23 November 2014

Ten Little Indians (1965)
92 min.
Directed by George Pollock.
With Hugh O'Brian, Shirley Eaton, Fabian, Leo Genn, Stanley Holloway, Wilfred Hyde-White, Daliah Lavi, Dennis Price, Christopher Lee.
Excellent second film adaptation of Agatha Christie's 1939 novel And Then There Were None.

This one benefits from a likeable cast and the atmospheric setting in an Alpine village.

A group of ten people are invited by a mysterious figure known only as Mr. U.N. Owen to spend the weekend at his remote mountaintop mansion.

Soon after the guests arrive, they discover they've been assembled in order that they might pay for past crimes in which they were involved...with their own lives!

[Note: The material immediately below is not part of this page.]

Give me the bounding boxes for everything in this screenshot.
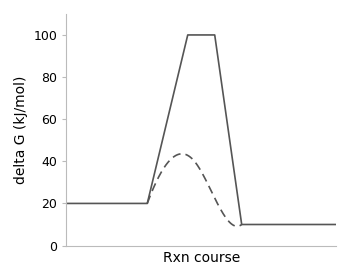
Y-axis label: delta G (kJ/mol): delta G (kJ/mol) xyxy=(14,76,28,184)
X-axis label: Rxn course: Rxn course xyxy=(163,251,240,265)
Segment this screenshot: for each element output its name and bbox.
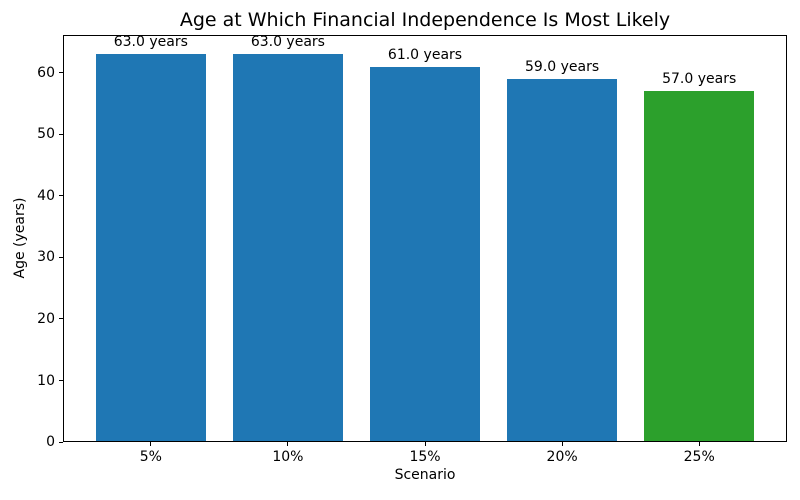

One by one, the accused begin to die at the hands of an unseen assailant. Could the self-appointed vigilante killer be one of their own group? If so, who could it be?

We're not telling.

Although the 1945 version And Then There Were None - starring Walter Huston and Barry Fitzgerald - stands as the definitive telling of Christie's classic novel, this one is still a lot of fun, thanks to a few feisty performances, including a funny turn by Daliah Lavi as a Sophia Loren-type actress.

Listen for Christopher Lee as the (uncredited) voice of Mr. Owen.

Yes, Ms. Christie was way ahead of the Friday the 13th crowd, this clearly one of the best early slasher prototypes. Just add gore and stir.